The real reason why things are gonna be end-to-end encrypted from now on is because we can and there is nothing anyone can do about it. Technology > policy.
Got to love a police where they assume not being able to access a device encourages crime. Parts of the article state that being able to access items used by criminals is important but the majority of phones are never used as such so by their own phrasing they should never have access to one.
I really will loathe the day where I am required by the cell phone company to take an update which negates the current encryption my phone has.
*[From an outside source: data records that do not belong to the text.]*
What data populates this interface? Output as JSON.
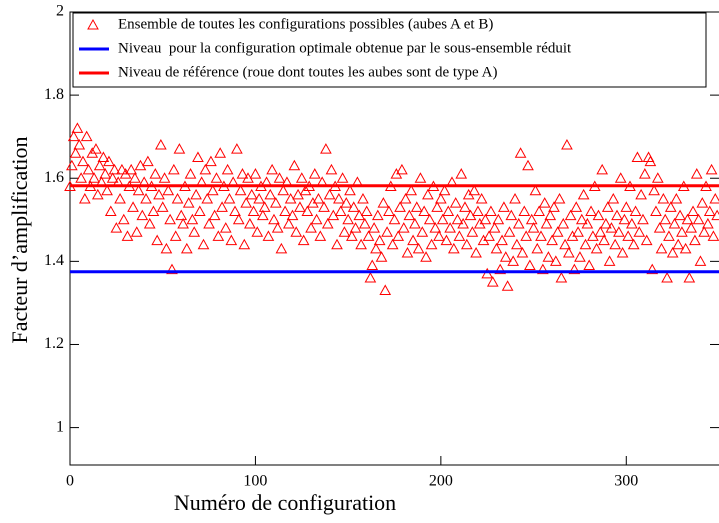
{
  "chart_data": {
    "type": "scatter",
    "xlabel": "Numéro de configuration",
    "ylabel": "Facteur d’amplification",
    "xlim": [
      0,
      350
    ],
    "xticks": [
      0,
      100,
      200,
      300
    ],
    "ylim": [
      0.91,
      2
    ],
    "yticks": [
      1,
      1.2,
      1.4,
      1.6,
      1.8,
      2
    ],
    "legend": "upper left",
    "series": [
      {
        "name": "Ensemble de toutes les configurations possibles (aubes A et B)",
        "color": "#ff0000",
        "marker": "triangle",
        "x": [
          0,
          1,
          2,
          3,
          4,
          5,
          6,
          7,
          8,
          9,
          10,
          11,
          12,
          13,
          14,
          15,
          16,
          17,
          18,
          19,
          20,
          21,
          22,
          23,
          24,
          25,
          26,
          27,
          28,
          29,
          30,
          31,
          32,
          33,
          34,
          35,
          36,
          37,
          38,
          39,
          40,
          41,
          42,
          43,
          44,
          45,
          46,
          47,
          48,
          49,
          50,
          51,
          52,
          53,
          54,
          55,
          56,
          57,
          58,
          59,
          60,
          61,
          62,
          63,
          64,
          65,
          66,
          67,
          68,
          69,
          70,
          71,
          72,
          73,
          74,
          75,
          76,
          77,
          78,
          79,
          80,
          81,
          82,
          83,
          84,
          85,
          86,
          87,
          88,
          89,
          90,
          91,
          92,
          93,
          94,
          95,
          96,
          97,
          98,
          99,
          100,
          101,
          102,
          103,
          104,
          105,
          106,
          107,
          108,
          109,
          110,
          111,
          112,
          113,
          114,
          115,
          116,
          117,
          118,
          119,
          120,
          121,
          122,
          123,
          124,
          125,
          126,
          127,
          128,
          129,
          130,
          131,
          132,
          133,
          134,
          135,
          136,
          137,
          138,
          139,
          140,
          141,
          142,
          143,
          144,
          145,
          146,
          147,
          148,
          149,
          150,
          151,
          152,
          153,
          154,
          155,
          156,
          157,
          158,
          159,
          160,
          161,
          162,
          163,
          164,
          165,
          166,
          167,
          168,
          169,
          170,
          171,
          172,
          173,
          174,
          175,
          176,
          177,
          178,
          179,
          180,
          181,
          182,
          183,
          184,
          185,
          186,
          187,
          188,
          189,
          190,
          191,
          192,
          193,
          194,
          195,
          196,
          197,
          198,
          199,
          200,
          201,
          202,
          203,
          204,
          205,
          206,
          207,
          208,
          209,
          210,
          211,
          212,
          213,
          214,
          215,
          216,
          217,
          218,
          219,
          220,
          221,
          222,
          223,
          224,
          225,
          226,
          227,
          228,
          229,
          230,
          231,
          232,
          233,
          234,
          235,
          236,
          237,
          238,
          239,
          240,
          241,
          242,
          243,
          244,
          245,
          246,
          247,
          248,
          249,
          250,
          251,
          252,
          253,
          254,
          255,
          256,
          257,
          258,
          259,
          260,
          261,
          262,
          263,
          264,
          265,
          266,
          267,
          268,
          269,
          270,
          271,
          272,
          273,
          274,
          275,
          276,
          277,
          278,
          279,
          280,
          281,
          282,
          283,
          284,
          285,
          286,
          287,
          288,
          289,
          290,
          291,
          292,
          293,
          294,
          295,
          296,
          297,
          298,
          299,
          300,
          301,
          302,
          303,
          304,
          305,
          306,
          307,
          308,
          309,
          310,
          311,
          312,
          313,
          314,
          315,
          316,
          317,
          318,
          319,
          320,
          321,
          322,
          323,
          324,
          325,
          326,
          327,
          328,
          329,
          330,
          331,
          332,
          333,
          334,
          335,
          336,
          337,
          338,
          339,
          340,
          341,
          342,
          343,
          344,
          345,
          346,
          347,
          348,
          349
        ],
        "values": [
          1.58,
          1.63,
          1.7,
          1.66,
          1.72,
          1.68,
          1.6,
          1.64,
          1.55,
          1.7,
          1.62,
          1.58,
          1.66,
          1.6,
          1.67,
          1.56,
          1.63,
          1.59,
          1.65,
          1.61,
          1.57,
          1.64,
          1.52,
          1.6,
          1.62,
          1.48,
          1.59,
          1.55,
          1.62,
          1.5,
          1.61,
          1.46,
          1.58,
          1.62,
          1.53,
          1.6,
          1.47,
          1.57,
          1.63,
          1.51,
          1.59,
          1.55,
          1.64,
          1.49,
          1.58,
          1.52,
          1.61,
          1.45,
          1.56,
          1.68,
          1.53,
          1.6,
          1.43,
          1.57,
          1.5,
          1.38,
          1.62,
          1.46,
          1.55,
          1.67,
          1.51,
          1.49,
          1.58,
          1.43,
          1.54,
          1.61,
          1.5,
          1.47,
          1.56,
          1.65,
          1.52,
          1.59,
          1.44,
          1.62,
          1.55,
          1.49,
          1.64,
          1.57,
          1.51,
          1.6,
          1.46,
          1.66,
          1.53,
          1.58,
          1.48,
          1.62,
          1.55,
          1.45,
          1.59,
          1.52,
          1.67,
          1.5,
          1.57,
          1.61,
          1.44,
          1.54,
          1.6,
          1.49,
          1.56,
          1.52,
          1.61,
          1.47,
          1.55,
          1.58,
          1.51,
          1.53,
          1.59,
          1.46,
          1.56,
          1.62,
          1.5,
          1.54,
          1.48,
          1.6,
          1.43,
          1.57,
          1.52,
          1.59,
          1.49,
          1.55,
          1.51,
          1.63,
          1.47,
          1.56,
          1.53,
          1.6,
          1.45,
          1.57,
          1.52,
          1.58,
          1.48,
          1.54,
          1.61,
          1.5,
          1.55,
          1.46,
          1.59,
          1.53,
          1.67,
          1.49,
          1.56,
          1.62,
          1.51,
          1.58,
          1.44,
          1.55,
          1.52,
          1.6,
          1.47,
          1.54,
          1.5,
          1.57,
          1.46,
          1.53,
          1.48,
          1.59,
          1.51,
          1.44,
          1.55,
          1.49,
          1.52,
          1.46,
          1.36,
          1.39,
          1.48,
          1.43,
          1.51,
          1.45,
          1.41,
          1.54,
          1.33,
          1.47,
          1.52,
          1.58,
          1.44,
          1.5,
          1.61,
          1.46,
          1.53,
          1.62,
          1.48,
          1.55,
          1.42,
          1.51,
          1.57,
          1.45,
          1.49,
          1.53,
          1.43,
          1.6,
          1.47,
          1.52,
          1.41,
          1.56,
          1.5,
          1.44,
          1.58,
          1.48,
          1.53,
          1.46,
          1.55,
          1.5,
          1.57,
          1.45,
          1.52,
          1.48,
          1.59,
          1.43,
          1.54,
          1.5,
          1.46,
          1.61,
          1.49,
          1.53,
          1.44,
          1.56,
          1.51,
          1.47,
          1.57,
          1.42,
          1.52,
          1.49,
          1.55,
          1.45,
          1.5,
          1.37,
          1.46,
          1.52,
          1.35,
          1.48,
          1.43,
          1.5,
          1.38,
          1.45,
          1.53,
          1.41,
          1.34,
          1.47,
          1.51,
          1.4,
          1.55,
          1.44,
          1.49,
          1.66,
          1.42,
          1.52,
          1.46,
          1.63,
          1.39,
          1.5,
          1.48,
          1.57,
          1.43,
          1.52,
          1.46,
          1.38,
          1.54,
          1.49,
          1.41,
          1.51,
          1.45,
          1.53,
          1.4,
          1.47,
          1.55,
          1.36,
          1.49,
          1.44,
          1.68,
          1.42,
          1.51,
          1.46,
          1.38,
          1.53,
          1.47,
          1.41,
          1.5,
          1.56,
          1.44,
          1.49,
          1.39,
          1.52,
          1.46,
          1.58,
          1.43,
          1.51,
          1.47,
          1.62,
          1.45,
          1.49,
          1.53,
          1.4,
          1.48,
          1.55,
          1.44,
          1.51,
          1.47,
          1.6,
          1.42,
          1.5,
          1.53,
          1.46,
          1.58,
          1.49,
          1.44,
          1.52,
          1.65,
          1.47,
          1.56,
          1.5,
          1.61,
          1.45,
          1.65,
          1.64,
          1.38,
          1.57,
          1.52,
          1.6,
          1.48,
          1.43,
          1.55,
          1.5,
          1.36,
          1.46,
          1.53,
          1.42,
          1.49,
          1.55,
          1.44,
          1.51,
          1.47,
          1.58,
          1.43,
          1.5,
          1.36,
          1.48,
          1.52,
          1.45,
          1.61,
          1.5,
          1.4,
          1.54,
          1.47,
          1.58,
          1.49,
          1.52,
          1.62,
          1.46,
          1.55,
          1.51
        ]
      },
      {
        "name": "Niveau  pour la configuration optimale obtenue par le sous-ensemble réduit",
        "color": "#0000ff",
        "marker": "hline",
        "values": [
          1.375
        ]
      },
      {
        "name": "Niveau de référence (roue dont toutes les aubes sont de type A)",
        "color": "#ff0000",
        "marker": "hline",
        "values": [
          1.582
        ]
      }
    ]
  }
}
People who think that day might not come are kidding themselves.
ISIS, and other terrorist groups, encode all their data and use TOR in an effort to hide from efforts to catch them so, yes, encryption is used for that.
Police and "justice" authorities should be ashamed of their tacit admission that they are too incompetent to do their jobs without trampling on peoples' civil rights and/or neutering technology.
And I should be ashamed of myself for falling for the psy-op and believing that there aren't actually backdoors built into these systems and for forgetting that this could very likely be propaganda to make me think that all I need to do to protect my privacy is buy the latest device and/or make sure I always install the latest updates.